You can assess this by asking: “Can you tell me why you are here today?” or “Tell me how
you are feeling right now” or “Can you share with me what brings you to the office today?”

2. History of Present Illness (HPI): Describes the course of the patient’s illness,
including when it began, the character of symptoms, the location where the symptoms
began, aggravating or alleviating factors, pertinent positives and negatives, other
related diseases, past illnesses, and surgeries or past diagnostic testing related to the
present illness. While obtaining the HPI, it is important to incorporate “OLD CARTS”.

O = Onset (Was it an acute or gradual onset? When did your symptoms begin? Did they
develop suddenly or over a period of time? Does anyone you know or have been in contact
with have similar symptoms? Are you experiencing symptoms now?)

L = location (Where is the pain or symptom located? Is it in a specific area? Does the
symptom radiate to another location?)

D = Duration (When you experience this, how long does it last? Since the symptoms began,
have they become worse? Are they intermittent?)

C = Characteristics (Describe the symptoms? Dull, sharp, intermittent? Describe how the
symptoms feel or look? Describe the sensation: stabbing, dull, aching, throbbing?)

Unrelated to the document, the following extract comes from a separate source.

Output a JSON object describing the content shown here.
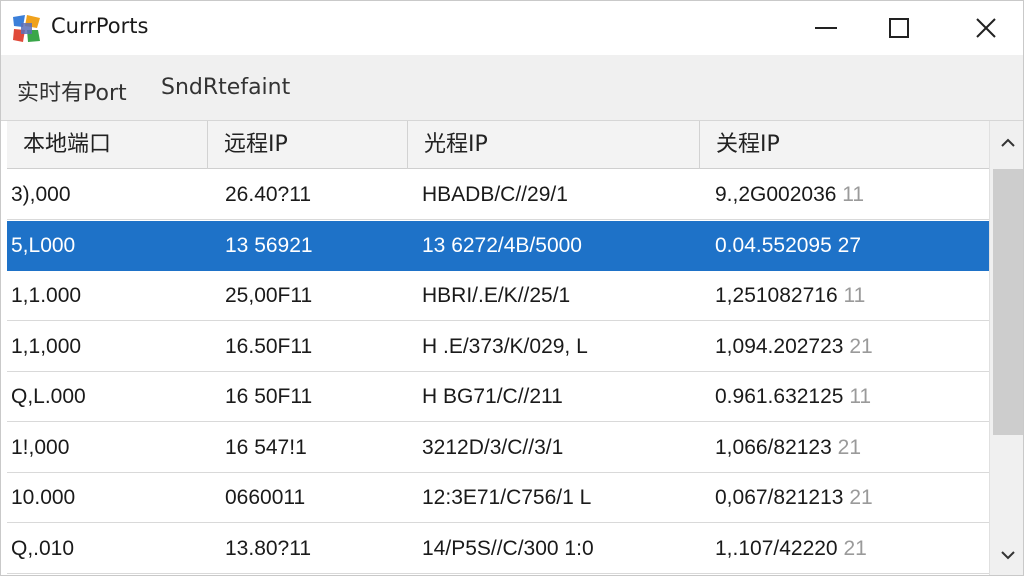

A = Aggravating factors ( What makes it worse? What are the symptoms aggravated by?
Walking, eating, position? )

, R = Relieving factors (What makes it better? What relieves the symptoms?)

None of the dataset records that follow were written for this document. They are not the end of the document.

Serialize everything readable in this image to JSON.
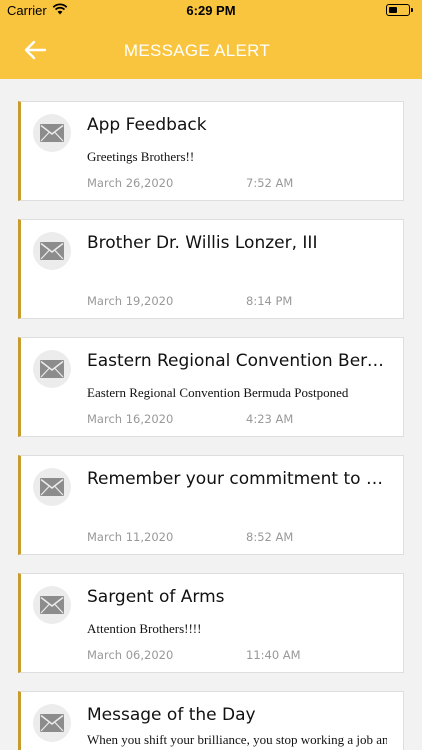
{
  "status_bar": {
    "carrier": "Carrier",
    "time": "6:29 PM"
  },
  "header": {
    "title": "MESSAGE ALERT",
    "back_icon": "arrow-left-icon",
    "bg_color": "#f9c53f"
  },
  "accent_color": "#c89b2d",
  "messages": [
    {
      "title": "App Feedback",
      "body": "Greetings Brothers!!",
      "date": "March 26,2020",
      "time": "7:52 AM"
    },
    {
      "title": "Brother Dr. Willis Lonzer, III",
      "body": "",
      "date": "March 19,2020",
      "time": "8:14 PM"
    },
    {
      "title": "Eastern Regional Convention Bermu...",
      "body": "Eastern Regional Convention Bermuda Postponed",
      "date": "March 16,2020",
      "time": "4:23 AM"
    },
    {
      "title": "Remember your commitment to the...",
      "body": "",
      "date": "March 11,2020",
      "time": "8:52 AM"
    },
    {
      "title": "Sargent of Arms",
      "body": "Attention Brothers!!!!",
      "date": "March 06,2020",
      "time": "11:40 AM"
    },
    {
      "title": "Message of the Day",
      "body": "When you shift your brilliance, you stop working a job and",
      "date": "",
      "time": ""
    }
  ]
}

T = Treatments (What have you tried to resolve the problem? What was the response to that
treatment? Have you continued with that treatment, or if you have not, why? If you have tried
anything to manage your symptoms, what medication and dose have you taken?)

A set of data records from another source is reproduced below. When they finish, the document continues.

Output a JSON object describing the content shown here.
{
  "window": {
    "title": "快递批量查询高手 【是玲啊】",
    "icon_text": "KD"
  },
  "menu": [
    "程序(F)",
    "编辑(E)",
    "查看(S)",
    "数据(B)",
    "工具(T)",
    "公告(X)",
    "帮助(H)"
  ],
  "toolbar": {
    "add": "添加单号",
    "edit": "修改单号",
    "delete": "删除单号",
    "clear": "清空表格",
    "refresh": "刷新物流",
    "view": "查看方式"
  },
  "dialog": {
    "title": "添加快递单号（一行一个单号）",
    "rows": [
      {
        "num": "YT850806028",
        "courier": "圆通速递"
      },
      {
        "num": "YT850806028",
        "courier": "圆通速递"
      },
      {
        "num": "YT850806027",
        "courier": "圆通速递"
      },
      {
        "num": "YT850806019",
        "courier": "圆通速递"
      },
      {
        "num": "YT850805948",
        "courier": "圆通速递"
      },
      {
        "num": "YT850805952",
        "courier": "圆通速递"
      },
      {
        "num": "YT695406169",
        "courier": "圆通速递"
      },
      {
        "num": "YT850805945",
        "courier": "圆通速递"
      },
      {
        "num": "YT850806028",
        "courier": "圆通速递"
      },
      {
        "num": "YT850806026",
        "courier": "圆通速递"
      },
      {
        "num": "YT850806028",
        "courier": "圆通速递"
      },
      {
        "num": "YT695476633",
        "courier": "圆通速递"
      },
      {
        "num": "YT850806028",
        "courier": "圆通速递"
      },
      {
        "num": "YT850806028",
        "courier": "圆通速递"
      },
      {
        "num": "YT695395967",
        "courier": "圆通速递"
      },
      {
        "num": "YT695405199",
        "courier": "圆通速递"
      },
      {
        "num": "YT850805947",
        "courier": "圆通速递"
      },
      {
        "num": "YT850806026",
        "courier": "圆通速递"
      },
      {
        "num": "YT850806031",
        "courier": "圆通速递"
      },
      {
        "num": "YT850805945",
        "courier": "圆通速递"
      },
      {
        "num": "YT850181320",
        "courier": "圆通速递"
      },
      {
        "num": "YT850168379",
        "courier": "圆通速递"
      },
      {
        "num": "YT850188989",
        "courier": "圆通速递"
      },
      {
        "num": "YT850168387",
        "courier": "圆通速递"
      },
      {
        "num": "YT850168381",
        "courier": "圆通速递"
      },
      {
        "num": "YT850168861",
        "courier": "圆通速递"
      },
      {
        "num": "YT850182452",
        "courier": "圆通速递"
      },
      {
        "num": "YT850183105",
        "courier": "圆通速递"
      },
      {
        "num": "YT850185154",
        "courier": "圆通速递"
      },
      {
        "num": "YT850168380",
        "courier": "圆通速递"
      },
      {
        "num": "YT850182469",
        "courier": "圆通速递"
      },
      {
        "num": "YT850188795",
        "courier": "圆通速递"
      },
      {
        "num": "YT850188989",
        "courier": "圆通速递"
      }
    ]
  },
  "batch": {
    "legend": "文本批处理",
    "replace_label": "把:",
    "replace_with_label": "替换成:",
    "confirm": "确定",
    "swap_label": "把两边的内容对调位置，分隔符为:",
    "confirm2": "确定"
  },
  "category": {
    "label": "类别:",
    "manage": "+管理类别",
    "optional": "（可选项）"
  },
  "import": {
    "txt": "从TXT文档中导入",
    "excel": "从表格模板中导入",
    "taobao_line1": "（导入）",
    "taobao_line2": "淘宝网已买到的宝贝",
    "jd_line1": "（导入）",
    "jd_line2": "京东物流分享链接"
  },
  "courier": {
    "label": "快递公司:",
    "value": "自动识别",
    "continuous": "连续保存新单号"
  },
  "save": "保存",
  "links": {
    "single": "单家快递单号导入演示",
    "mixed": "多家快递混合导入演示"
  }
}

S = Severity (How severe is this? On a scale of 1-10, with ten being the most severe, can you
rate your pain?)

3. Psychiatric Review of Symptoms: This should include current symptoms typically
presenting within the past two weeks.

You can assess this by asking about:

Current anxiety symptoms (easily startled, jittery, hypervigilance, excessive worry), racing
thoughts, ruminations, panic attacks

Depression symptoms (down, depressed, hopeless), thoughts/intent/plan to harm self or
others.

Changes in sleep and appetite

Changes in mood, grandiosity or impulsivity

Changes in concentration and memory

Aggressiveness, irritability, aloofness or withdrawal.

Auditory/visual/tactile/olfactory hallucinations, fears, phobias, paranoia, or fixations

Changes in the ability to follow through with tasks, or attend to work, home, and school
obligations

Changes in self-care routines, hygiene

4. Psychiatric History: This should include past data and any current data not
addressed previously.

You can assess this by asking about

Past and current psychiatric diagnoses.

Prior psychotic or aggressive ideas, including thoughts of physical or sexual aggression or
homicide.

Prior aggressive behaviors (e.g., homicide, domestic or workplace violence, other physically
or sexually aggressive threats or acts).